Staring at myself onscreen that final day, I remembered the only other parting for anticipated retirement that I had experienced so far: a recent Zoom ceremony to celebrate the faculty teaching award I had just received. The pre-pandemic annual ceremony had always been in person, with a full audience, to celebrate the accomplishments of peers. We mingled, we toasted, we shared hors d’oeuvres and recipients thanked everyone for “being there.” And here we were, only “there” in some imagined space.

But I reminded myself, on this last day of teaching, with no doughnuts to share for our last-class celebration, that there had been a surprising advantage to that online event. In the Zoom chat, former students and others across the globe shared bits and pieces of memories. They included the award-winning playwright Suzan-Lori Parks, who studied with me in the ’80s; the Posse Foundation scholars I had mentored; and countless other alums and colleagues. They wrote from Seoul, Beijing, Karachi, Chicago, Florida, California. They wrote about the classes they still remembered from as far back as 1980. Whether retired or not, whether online or on campus, invisible or visible, I saw that our classes together had lived on in our collective memory.

With this reassurance in mind, I awaited the online ending of my very last class of all classes. In the horrifying moment just before the vanished boxes reappeared, when I usually wondered whether they would ever return, I now trusted the students would refill my screen. And one by one, they did reappear, with much to say about their conversations and with applause emojis in every box. We had agreed to give a final toast and take a photograph at the end of class. Gradually, all the cameras came on. A few students had been invisible, though audible, but in these last moments together, they overcame any obstacles, and their smiling, if also tearful, faces appeared before me.

I told the students how much I had learned from them, how I knew that we would never forget each other, that we had weathered a storm together and shown collective resilience, and that writing and literature had been our tool for making sense of all the senselessness and loss. We toasted with coffee, champagne, juice or water, and I snapped the photograph. Was I ready yet to let the screen go dark with this photograph saved? Ready or not, I watched them disappear, never to fill those little boxes again.
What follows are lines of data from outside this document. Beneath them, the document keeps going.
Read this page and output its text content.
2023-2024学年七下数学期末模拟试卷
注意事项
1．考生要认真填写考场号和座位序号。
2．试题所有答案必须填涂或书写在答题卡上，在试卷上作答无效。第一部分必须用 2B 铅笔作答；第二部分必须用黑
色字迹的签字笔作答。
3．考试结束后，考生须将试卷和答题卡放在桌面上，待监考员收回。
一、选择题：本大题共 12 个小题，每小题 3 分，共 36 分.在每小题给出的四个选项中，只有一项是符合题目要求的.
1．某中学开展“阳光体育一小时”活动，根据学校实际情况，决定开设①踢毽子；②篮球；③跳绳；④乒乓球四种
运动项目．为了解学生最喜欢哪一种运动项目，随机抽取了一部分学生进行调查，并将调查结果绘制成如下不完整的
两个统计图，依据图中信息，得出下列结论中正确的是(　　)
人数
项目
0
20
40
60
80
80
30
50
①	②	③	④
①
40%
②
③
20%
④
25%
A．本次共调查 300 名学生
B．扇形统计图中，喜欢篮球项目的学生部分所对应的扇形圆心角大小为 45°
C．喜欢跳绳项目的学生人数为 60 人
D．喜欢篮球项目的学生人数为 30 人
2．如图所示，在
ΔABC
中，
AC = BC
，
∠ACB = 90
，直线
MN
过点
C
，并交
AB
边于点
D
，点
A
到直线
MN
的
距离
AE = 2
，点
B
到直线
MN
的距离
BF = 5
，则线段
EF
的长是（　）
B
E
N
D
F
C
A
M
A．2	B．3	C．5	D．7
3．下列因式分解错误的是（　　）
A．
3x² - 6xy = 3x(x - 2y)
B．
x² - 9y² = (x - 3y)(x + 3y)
With a profound sense of something much larger than a single course having come to an end, I stared at my own reflection on the now-emptied screen. I knew I would have to find a way to continue this teaching and learning that I love so much. The focus would now be on me, what I want to learn going forward. Having taught writing and compelling literature for all these years, I would turn to my own writing and reading with the echo of all those lives I had touched and whose lives had touched mine.

One of my creative writing students from the ’80s sent me a message recently that resonates: “Somehow, you filled the room, and each of us in it, with joy, hope and belief in ourselves … With your guidance, we turned the raw material of life into meaningful narratives.” As I sit at my laptop now, I feel ready to begin following my own guidance, to commence rather than retire.